Ich weiß, dass ich nicht mehr daran denken will,
aber meine Gedanken schweigen niemals still.
Ich schalte den Fernseher ein,
starre das Bild an, hier, für mich allein
und hör die Stimme in mir sprechen.
Lass dir das nicht gefallen, du solltest dich rächen.
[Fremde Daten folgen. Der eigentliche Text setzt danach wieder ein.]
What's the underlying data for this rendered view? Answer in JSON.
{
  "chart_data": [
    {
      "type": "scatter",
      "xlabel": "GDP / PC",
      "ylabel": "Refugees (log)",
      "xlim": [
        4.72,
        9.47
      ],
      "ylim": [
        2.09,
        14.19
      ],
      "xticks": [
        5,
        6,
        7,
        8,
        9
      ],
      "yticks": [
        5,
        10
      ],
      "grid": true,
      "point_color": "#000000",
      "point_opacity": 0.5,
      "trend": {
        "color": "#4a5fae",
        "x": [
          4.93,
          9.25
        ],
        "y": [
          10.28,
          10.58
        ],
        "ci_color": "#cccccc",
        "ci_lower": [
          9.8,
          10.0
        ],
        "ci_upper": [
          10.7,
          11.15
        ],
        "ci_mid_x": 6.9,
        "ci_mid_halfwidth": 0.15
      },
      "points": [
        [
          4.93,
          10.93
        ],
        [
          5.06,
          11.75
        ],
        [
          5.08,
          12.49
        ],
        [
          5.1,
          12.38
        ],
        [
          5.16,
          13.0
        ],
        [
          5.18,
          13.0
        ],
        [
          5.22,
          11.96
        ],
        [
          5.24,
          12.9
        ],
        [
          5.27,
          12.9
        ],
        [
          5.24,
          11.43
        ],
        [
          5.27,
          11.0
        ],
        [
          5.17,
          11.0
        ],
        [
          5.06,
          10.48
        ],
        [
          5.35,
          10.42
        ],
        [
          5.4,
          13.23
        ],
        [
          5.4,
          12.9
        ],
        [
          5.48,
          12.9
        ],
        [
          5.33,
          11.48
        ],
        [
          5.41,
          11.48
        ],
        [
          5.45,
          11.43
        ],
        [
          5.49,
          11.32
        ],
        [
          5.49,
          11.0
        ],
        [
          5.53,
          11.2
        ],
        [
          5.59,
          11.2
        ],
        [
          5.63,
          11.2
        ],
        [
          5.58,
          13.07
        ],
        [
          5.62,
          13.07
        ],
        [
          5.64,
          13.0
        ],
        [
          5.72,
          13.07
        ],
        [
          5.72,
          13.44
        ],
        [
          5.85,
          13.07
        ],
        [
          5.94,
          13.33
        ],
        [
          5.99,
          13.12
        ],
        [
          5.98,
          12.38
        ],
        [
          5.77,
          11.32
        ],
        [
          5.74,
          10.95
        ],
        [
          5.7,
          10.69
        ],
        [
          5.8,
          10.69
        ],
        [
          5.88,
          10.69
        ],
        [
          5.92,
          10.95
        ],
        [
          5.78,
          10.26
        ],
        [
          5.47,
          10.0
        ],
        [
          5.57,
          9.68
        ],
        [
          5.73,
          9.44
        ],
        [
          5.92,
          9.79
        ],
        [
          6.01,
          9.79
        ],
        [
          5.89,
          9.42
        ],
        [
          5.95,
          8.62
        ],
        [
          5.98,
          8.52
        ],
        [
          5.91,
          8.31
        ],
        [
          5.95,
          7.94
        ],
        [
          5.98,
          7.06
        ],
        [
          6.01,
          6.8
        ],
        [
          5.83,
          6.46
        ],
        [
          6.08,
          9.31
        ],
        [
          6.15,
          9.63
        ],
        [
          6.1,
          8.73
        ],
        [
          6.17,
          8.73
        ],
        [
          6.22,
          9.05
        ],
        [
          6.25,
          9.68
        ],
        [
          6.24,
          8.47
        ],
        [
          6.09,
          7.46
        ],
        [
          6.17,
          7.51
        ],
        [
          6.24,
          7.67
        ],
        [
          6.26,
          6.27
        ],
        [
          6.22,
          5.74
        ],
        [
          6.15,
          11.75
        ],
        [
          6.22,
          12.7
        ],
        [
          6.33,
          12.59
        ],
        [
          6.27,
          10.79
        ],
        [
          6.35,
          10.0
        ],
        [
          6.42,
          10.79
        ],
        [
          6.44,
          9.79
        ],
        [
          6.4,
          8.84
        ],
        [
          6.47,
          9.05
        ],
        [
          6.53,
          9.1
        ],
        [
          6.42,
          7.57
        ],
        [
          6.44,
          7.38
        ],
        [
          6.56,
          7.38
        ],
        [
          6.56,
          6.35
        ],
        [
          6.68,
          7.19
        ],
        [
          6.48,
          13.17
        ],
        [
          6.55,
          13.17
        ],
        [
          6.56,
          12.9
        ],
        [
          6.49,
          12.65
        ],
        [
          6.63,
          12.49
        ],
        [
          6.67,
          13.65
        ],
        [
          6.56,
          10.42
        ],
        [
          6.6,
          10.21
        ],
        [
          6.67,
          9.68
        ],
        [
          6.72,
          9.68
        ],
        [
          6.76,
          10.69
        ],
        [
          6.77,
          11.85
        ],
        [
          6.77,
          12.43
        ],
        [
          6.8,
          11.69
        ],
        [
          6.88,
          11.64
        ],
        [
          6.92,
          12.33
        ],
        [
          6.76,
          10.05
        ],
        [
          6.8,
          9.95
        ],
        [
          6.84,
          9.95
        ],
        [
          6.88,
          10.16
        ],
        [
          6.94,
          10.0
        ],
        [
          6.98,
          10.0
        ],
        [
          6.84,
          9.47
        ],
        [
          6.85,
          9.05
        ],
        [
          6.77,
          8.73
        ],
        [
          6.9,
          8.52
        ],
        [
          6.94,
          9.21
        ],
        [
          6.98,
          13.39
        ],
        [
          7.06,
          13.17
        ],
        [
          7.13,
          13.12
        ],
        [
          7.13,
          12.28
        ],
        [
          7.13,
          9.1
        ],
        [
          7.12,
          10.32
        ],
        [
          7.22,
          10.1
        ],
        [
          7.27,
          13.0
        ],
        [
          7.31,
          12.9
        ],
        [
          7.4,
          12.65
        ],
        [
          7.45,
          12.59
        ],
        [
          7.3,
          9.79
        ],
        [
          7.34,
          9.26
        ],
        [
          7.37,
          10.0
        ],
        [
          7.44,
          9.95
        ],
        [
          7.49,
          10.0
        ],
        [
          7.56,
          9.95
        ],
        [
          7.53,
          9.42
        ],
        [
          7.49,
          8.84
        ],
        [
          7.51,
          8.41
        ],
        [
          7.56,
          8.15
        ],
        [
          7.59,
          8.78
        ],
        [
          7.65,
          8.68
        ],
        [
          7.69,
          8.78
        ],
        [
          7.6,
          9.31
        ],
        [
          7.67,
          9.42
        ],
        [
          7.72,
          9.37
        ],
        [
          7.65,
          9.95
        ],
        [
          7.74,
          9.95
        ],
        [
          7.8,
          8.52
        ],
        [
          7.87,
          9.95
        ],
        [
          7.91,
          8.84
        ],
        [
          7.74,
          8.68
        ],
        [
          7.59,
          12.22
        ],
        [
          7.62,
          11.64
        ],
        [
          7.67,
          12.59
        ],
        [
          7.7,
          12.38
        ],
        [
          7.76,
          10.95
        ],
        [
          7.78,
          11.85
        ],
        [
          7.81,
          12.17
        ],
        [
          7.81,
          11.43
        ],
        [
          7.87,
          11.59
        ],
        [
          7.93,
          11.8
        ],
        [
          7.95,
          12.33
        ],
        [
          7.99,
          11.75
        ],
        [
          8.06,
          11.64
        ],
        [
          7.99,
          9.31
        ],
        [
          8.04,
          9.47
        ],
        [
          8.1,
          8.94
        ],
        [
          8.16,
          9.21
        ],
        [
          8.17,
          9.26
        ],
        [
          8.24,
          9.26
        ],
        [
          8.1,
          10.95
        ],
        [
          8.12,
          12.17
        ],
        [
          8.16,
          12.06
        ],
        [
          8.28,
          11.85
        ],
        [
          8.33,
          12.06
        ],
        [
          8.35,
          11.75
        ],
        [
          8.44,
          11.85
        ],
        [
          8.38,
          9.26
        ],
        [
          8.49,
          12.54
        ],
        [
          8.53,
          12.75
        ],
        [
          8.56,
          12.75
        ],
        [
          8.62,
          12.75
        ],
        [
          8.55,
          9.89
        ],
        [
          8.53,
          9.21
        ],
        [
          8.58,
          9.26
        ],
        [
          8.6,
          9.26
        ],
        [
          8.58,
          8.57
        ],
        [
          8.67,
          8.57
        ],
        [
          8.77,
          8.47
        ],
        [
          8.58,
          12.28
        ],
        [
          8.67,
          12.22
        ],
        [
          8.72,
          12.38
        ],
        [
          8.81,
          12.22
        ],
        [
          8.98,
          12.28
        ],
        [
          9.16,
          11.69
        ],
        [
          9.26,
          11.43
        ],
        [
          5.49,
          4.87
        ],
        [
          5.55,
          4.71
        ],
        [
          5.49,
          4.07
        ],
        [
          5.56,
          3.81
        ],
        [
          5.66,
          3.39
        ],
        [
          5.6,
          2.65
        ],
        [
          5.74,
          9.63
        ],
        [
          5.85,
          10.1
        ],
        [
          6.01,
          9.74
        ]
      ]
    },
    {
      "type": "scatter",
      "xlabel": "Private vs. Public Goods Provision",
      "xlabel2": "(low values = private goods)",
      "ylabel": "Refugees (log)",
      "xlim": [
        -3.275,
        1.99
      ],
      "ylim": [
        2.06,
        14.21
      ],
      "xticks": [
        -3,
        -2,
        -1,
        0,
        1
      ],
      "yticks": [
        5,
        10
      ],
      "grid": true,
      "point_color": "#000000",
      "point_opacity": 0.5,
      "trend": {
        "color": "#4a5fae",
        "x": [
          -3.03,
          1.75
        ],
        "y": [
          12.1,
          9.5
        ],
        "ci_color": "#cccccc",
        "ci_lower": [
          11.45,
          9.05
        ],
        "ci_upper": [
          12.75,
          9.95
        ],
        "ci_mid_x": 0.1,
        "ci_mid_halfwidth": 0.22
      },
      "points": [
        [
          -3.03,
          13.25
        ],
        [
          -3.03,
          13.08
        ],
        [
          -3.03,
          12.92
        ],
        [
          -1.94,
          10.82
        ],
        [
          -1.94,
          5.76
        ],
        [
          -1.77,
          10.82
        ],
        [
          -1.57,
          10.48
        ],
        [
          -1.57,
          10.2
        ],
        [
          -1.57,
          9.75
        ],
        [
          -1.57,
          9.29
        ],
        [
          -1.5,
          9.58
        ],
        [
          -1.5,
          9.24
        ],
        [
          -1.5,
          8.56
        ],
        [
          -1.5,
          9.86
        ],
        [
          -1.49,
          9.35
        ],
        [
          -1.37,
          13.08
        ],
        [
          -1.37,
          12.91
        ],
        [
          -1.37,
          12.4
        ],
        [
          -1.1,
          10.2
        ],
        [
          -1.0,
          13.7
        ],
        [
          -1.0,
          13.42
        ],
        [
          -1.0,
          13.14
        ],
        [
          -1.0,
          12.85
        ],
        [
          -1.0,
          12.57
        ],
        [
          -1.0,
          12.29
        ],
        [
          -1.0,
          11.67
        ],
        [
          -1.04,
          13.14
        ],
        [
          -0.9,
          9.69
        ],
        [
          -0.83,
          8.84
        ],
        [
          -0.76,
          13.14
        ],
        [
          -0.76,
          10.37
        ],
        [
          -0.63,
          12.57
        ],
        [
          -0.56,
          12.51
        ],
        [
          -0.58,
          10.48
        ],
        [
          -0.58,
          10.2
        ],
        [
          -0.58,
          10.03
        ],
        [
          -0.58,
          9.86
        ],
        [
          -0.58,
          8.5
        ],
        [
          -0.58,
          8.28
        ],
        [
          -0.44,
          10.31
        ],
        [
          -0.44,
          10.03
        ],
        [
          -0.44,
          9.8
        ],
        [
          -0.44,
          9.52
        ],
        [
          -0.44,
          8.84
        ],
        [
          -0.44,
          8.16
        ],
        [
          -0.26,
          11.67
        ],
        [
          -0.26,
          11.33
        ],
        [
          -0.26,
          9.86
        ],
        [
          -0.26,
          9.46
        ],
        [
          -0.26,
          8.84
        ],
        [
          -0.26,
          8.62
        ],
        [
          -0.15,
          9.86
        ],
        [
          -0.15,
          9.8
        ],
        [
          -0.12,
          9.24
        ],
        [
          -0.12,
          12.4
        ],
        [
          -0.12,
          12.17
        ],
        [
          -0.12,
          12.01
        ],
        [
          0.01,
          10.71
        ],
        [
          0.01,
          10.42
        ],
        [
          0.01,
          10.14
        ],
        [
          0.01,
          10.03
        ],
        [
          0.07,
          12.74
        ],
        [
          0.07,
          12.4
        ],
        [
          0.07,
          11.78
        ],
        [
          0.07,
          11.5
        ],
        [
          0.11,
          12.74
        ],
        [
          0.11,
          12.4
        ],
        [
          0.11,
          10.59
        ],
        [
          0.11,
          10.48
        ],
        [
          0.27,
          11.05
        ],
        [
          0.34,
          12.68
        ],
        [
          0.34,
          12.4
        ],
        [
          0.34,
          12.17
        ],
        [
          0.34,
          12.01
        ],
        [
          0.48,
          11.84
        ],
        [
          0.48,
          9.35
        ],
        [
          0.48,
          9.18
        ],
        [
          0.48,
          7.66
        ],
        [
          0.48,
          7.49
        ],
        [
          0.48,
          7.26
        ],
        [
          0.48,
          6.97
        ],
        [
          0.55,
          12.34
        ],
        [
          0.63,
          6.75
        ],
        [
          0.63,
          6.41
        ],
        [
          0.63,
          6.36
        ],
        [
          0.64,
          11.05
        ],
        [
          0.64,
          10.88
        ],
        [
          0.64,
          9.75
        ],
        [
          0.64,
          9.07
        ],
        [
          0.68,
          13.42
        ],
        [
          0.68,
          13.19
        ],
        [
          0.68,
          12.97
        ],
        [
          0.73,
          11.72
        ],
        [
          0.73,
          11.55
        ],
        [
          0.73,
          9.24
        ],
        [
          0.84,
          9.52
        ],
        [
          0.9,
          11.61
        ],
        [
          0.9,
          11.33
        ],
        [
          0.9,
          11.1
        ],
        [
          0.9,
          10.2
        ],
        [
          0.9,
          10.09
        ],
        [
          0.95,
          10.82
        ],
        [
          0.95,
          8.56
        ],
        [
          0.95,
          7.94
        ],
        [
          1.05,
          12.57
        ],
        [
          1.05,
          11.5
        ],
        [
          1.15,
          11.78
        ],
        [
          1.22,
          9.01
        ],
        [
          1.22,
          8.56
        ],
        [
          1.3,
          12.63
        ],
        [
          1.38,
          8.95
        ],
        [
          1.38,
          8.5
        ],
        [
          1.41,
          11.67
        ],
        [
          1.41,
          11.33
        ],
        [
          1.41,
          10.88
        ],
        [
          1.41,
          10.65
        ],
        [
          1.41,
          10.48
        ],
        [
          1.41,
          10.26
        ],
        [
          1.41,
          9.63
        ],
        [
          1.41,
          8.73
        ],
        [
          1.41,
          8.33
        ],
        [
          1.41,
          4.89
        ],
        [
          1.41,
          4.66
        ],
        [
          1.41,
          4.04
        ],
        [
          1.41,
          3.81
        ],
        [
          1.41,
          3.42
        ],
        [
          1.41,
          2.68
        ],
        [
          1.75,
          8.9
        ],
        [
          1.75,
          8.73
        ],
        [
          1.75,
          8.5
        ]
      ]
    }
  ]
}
So etwas darf man mit dir nicht machen.
Deine Feinde haben nichts zu lachen.
Ich spüre die Wut in meinem Bauch
und meine Gedanken spür ich auch.
Nein, ich will nicht mehr daran denken,
versuche mich nun abzulenken.
Der Ton wird einfach lauter gestellt,
auch wenn das Thema mir gar nicht gefällt.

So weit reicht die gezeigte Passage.